As such, a walk through The Fourth’s latest show, The Spectacle, feels a little like entering an interior magazine spread. A textile work by Unathi Mkonto is displayed next to a side table by Ben Kennedy and an Artemide lamp. This set-up suits the setting, an expansive flat with myriad adjoining rooms. Each is dedicated to a different thread of the larger Spectacle theme, allowing relationships between the art and design objects to connect in particular ways.
Some of the conversations between designers and artists were instigated before the making of some of the artworks, such as an installation of red sculptural works fashioned from layers of angel hair by Galia Gluckman. They were an extension of the textural works from the Soirée series that evolved in response to working with fashion stylist Louw Kotze.
Conversations between artists and creatives have perhaps been stifled by the current gallery system. This may explain the absence of stories about South African art itself in most of the recent museum shows — the majority of exhibitions at the Zeitz Museum of Contemporary Art Africa and the Norval Foundation are solo surveys. No one seems interested in or able to join the dots between artists and their works.

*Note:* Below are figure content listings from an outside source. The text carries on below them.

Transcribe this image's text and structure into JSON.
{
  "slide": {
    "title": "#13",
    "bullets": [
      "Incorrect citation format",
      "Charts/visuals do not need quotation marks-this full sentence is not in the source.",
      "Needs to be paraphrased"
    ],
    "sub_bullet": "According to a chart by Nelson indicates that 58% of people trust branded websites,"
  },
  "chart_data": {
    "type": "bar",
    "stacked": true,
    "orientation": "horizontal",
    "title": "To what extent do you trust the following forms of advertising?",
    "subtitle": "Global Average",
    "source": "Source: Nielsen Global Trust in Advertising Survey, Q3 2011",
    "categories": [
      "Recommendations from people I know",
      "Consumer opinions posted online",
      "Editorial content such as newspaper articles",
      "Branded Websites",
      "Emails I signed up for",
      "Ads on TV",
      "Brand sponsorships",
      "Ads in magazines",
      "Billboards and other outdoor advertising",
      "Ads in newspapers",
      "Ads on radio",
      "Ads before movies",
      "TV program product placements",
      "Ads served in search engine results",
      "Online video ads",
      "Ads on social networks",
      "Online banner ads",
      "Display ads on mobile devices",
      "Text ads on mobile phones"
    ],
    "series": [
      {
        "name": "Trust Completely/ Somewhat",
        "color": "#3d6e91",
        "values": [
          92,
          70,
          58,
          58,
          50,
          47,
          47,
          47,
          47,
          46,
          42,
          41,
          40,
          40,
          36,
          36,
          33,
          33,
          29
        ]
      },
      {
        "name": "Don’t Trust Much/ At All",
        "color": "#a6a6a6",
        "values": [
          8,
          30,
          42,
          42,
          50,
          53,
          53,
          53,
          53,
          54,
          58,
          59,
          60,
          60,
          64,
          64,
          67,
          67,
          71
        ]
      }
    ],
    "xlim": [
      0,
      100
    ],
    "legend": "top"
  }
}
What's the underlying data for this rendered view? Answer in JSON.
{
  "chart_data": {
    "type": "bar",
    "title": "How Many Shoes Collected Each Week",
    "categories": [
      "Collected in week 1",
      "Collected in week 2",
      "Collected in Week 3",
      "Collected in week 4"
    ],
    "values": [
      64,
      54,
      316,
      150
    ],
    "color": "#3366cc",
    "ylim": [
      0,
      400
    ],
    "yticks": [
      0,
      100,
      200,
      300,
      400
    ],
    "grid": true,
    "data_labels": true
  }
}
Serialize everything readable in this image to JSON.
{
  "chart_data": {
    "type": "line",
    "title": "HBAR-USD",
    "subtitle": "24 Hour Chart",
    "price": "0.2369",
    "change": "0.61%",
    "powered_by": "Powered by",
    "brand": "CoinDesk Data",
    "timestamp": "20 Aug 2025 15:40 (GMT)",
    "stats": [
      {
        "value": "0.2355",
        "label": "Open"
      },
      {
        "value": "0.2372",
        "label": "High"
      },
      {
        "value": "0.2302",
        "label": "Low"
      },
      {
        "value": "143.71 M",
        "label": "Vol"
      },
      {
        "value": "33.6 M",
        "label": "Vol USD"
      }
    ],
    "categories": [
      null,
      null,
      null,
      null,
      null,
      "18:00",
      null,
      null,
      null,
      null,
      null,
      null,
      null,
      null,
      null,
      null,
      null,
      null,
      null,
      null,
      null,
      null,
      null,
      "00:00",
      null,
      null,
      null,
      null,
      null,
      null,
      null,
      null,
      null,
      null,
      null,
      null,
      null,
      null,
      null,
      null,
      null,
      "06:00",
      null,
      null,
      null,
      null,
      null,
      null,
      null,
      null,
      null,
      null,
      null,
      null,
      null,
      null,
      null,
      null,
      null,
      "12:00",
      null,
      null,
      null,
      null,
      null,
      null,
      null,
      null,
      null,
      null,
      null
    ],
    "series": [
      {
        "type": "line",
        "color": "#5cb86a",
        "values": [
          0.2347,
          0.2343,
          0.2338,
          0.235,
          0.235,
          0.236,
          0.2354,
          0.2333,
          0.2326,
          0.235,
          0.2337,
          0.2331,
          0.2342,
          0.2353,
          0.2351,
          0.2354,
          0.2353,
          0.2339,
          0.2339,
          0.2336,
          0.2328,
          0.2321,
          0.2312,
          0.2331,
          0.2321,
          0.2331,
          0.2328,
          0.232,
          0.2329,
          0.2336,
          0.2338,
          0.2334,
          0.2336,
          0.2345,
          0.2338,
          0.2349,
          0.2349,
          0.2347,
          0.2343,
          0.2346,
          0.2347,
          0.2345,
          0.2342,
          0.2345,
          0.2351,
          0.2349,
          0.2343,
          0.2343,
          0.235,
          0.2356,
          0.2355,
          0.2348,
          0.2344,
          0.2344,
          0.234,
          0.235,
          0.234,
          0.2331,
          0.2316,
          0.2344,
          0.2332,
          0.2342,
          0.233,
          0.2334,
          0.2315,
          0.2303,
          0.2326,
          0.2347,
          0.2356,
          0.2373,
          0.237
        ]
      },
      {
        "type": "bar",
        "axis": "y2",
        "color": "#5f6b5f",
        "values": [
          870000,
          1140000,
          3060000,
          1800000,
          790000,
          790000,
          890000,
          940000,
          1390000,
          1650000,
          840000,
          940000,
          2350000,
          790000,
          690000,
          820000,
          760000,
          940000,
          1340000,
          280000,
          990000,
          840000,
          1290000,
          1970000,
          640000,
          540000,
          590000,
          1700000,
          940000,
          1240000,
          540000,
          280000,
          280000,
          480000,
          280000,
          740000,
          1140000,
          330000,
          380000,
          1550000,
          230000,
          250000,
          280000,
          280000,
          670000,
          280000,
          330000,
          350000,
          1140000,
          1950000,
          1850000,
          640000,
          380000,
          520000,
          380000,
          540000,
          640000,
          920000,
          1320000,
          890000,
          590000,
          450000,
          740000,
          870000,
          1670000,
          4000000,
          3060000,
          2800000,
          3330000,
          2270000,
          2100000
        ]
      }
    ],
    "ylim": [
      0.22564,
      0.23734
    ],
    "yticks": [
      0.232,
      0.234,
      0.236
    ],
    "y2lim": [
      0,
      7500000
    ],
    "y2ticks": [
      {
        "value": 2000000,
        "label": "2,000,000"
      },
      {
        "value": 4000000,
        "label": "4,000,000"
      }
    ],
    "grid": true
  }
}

The Gallery at 44 Stanley aims “to consider what contemporary practices have in common”: its exhibition programme has been dominated by group exhibitions drawing lines between the ways different artists are responding to the current climate. This space opened in late 2019, the brainchild of artist Chloë Reid, in partnership with artist Fiona Pole and Didier Presse (who founded the atelier where editioned works are printed and sold alongside art books).
After Reid returned from living in Scotland, where she was exposed to many artist-driven initiatives, she was inspired to set up a space “to encourage collaboration, dialogue and exchange between artists, writers and curators. It is an experiment that stems in part from my interest in seeing more diversity in the models for exhibition-making in South Africa and finding alternatives to the almost exclusive focus on individual practices in our art space. We’re very much working it out as we go along,” says Reid.
The most recent exhibition at the gallery is curated by artist Balekane Legoabe and Pole. It includes works by older, mid-career artists who have fallen out of the gallery system loop — such as Jonah Sack and Bridget Baker — alongside promising newcomers such as Siyabonga Mahlaba.
Although the South African gallery landscape has grown and doubled in size in the past decade, its evolution has seen a reduction in spaces for new graduates and emerging artists. Artist-run galleries might provide alternatives for these artists, says Gordon Froud, an artist and head of the visual arts department at the University of Johannesburg.
“Covid seems to have spurred more emerging artists to do it for themselves, finding their own way of marketing. They are rejecting the gallery system, as they realise that we can do it almost as well as they [galleries] can,” Froud says. “We used to rent out galleries for student shows; now we just do short-run pop-ups and the sales are better.”